Unaligned accesses just round down to the nearest boundary for now and
aren’t tested, but from what I’ve read it seems like a good response in
this situation is to trap and halt. Some implementations also emulate
the unaligned access at potentially significant time cost, but I don’t
think I’m going to get perilus to that level of
sophistication anytime soon.
I also learned that Chisel’s Mem module generally
doesn’t get synthesized to actual RAM silicon in most FPGA targets
because it’s combinational (i.e., data appears immediately when an
address is asserted). Instead, it gets synthesized to ordinary
registers. SyncMem
has a similar API but is sequential, so it usually gets synthesized to
real RAM. Someday I want to switch to SyncMem, but this
will probably mean a redesign of the memory module’s interface, since
the current setup relies on combinational reads.
I still don’t have a clear idea when I’ll consider this project done.
I guess I don’t typically begin my long-term projects with clear end
states in mind beyond “it works”, but even that doesn’t give a solid
answer in this case. In some sense perilus has already
served its purpose of teaching me the basics of RISC-V, Chisel, and
processor/hardware design, but I could go in many new directions from
here. I guess the boundary between two projects isn’t all that important
as long as I’m achieving my personal goal of learning new stuff.

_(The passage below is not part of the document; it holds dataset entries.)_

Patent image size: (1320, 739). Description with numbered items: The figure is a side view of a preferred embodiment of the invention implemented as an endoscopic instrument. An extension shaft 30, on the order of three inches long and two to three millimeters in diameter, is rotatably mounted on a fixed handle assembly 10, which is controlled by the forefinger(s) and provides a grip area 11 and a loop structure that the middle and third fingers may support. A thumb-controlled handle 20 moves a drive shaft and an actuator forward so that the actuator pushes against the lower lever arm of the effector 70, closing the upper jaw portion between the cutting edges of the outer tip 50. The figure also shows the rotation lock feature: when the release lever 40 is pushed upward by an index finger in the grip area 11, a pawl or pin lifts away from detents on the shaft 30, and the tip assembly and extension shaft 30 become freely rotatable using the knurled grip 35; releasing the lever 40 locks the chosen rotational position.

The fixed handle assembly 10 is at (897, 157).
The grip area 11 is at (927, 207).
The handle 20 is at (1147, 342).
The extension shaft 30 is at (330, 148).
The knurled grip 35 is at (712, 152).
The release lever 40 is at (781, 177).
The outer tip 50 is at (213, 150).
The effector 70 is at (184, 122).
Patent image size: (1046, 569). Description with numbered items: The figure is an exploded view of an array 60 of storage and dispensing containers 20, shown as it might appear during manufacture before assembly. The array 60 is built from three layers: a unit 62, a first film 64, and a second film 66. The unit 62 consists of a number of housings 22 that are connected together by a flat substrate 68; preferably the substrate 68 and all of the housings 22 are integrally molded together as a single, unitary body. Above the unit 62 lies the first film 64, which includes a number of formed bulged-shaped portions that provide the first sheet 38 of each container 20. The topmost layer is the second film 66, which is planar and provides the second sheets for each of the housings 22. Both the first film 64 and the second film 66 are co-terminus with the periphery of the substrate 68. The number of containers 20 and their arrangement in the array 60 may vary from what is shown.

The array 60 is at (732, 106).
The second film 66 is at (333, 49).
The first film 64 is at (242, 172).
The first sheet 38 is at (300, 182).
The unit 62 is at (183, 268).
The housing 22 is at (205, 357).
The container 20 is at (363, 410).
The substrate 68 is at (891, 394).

It’s
more of an administrative distinction, and it’s all arbitrary anyway.
perilus feels like a project that I’m going to be playing
with for a long time, so I suppose at some point I’ll decide that it’s
mature enough to transition from “active project” to “personal
infrastructure” that can support other projects.
Regardless of all that, I want to continue working towards my long-term goal of adding a new root node to the Software Tree of Life (SToL), as I’ve described previously. The assembler I started this week is an important part of that. I also want to roughly follow Ken Thompson’s path of creating an assembler, text editor, and kernel that eventually became Unix. That will require some MMIO for a UART or similar interface to a terminal abstraction. Much later, maybe I can write a FORTH or even a C compiler. The most ambitious goal on this path would be to compile a mainstream compiler with my own toolchain, which would tie my root node into the larger Tree.

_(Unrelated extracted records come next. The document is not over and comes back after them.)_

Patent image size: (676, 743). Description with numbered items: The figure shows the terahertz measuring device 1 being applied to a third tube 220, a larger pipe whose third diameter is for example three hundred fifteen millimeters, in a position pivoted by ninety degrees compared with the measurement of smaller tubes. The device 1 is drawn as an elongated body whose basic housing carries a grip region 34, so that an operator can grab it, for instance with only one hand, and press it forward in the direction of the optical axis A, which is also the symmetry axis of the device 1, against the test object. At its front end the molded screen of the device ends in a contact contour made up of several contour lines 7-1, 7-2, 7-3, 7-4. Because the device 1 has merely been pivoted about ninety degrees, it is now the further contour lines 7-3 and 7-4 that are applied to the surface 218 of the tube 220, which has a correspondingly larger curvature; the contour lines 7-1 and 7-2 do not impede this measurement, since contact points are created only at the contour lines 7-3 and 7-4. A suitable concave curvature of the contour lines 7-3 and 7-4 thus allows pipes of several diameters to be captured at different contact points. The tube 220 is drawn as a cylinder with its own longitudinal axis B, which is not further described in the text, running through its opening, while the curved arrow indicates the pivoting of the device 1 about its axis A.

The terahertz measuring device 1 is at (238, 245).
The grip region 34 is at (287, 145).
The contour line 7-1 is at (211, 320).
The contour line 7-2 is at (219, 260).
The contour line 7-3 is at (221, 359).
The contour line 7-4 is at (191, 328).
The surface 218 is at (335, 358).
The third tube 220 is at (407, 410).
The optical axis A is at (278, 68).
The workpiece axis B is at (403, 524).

That path goes up the stack, but I could also have a lot of fun
staying at the processor level by making it faster or adding support for
more instruction extensions. Pipelining is the most important next step
for general performance. I could spend months just implementing hardware
floating point. This path is the most faithful to my personal
interpretation of what the perilus project is supposed to
be about. The SToL idea is separate enough that it might need to stand
on its own.
And of course I could try to build perilus for real,
either on an FPGA or discrete parts. The latter is probably two or three
orders of magnitude harder than the former, so I probably won’t do it in
this project, but running on an FPGA devkit could be a fun “final tour”
before closing the project.
I think I’ve talked myself into making perilus mostly
about implementing a reasonably fast and complete RISC-V processor
rather than pursuing stuff that lives on top of perilus,
which can be in other projects. That probably means that I should use my
new knowledge about Verilator to integrate the simulator with a test
suite so I can increase my confidence about perilus’s
correctness. Combined with my own test suite, this should be enough to
avoid uncaught regressions and to make forward progress. I imagine there
are also standard benchmarks that I could run.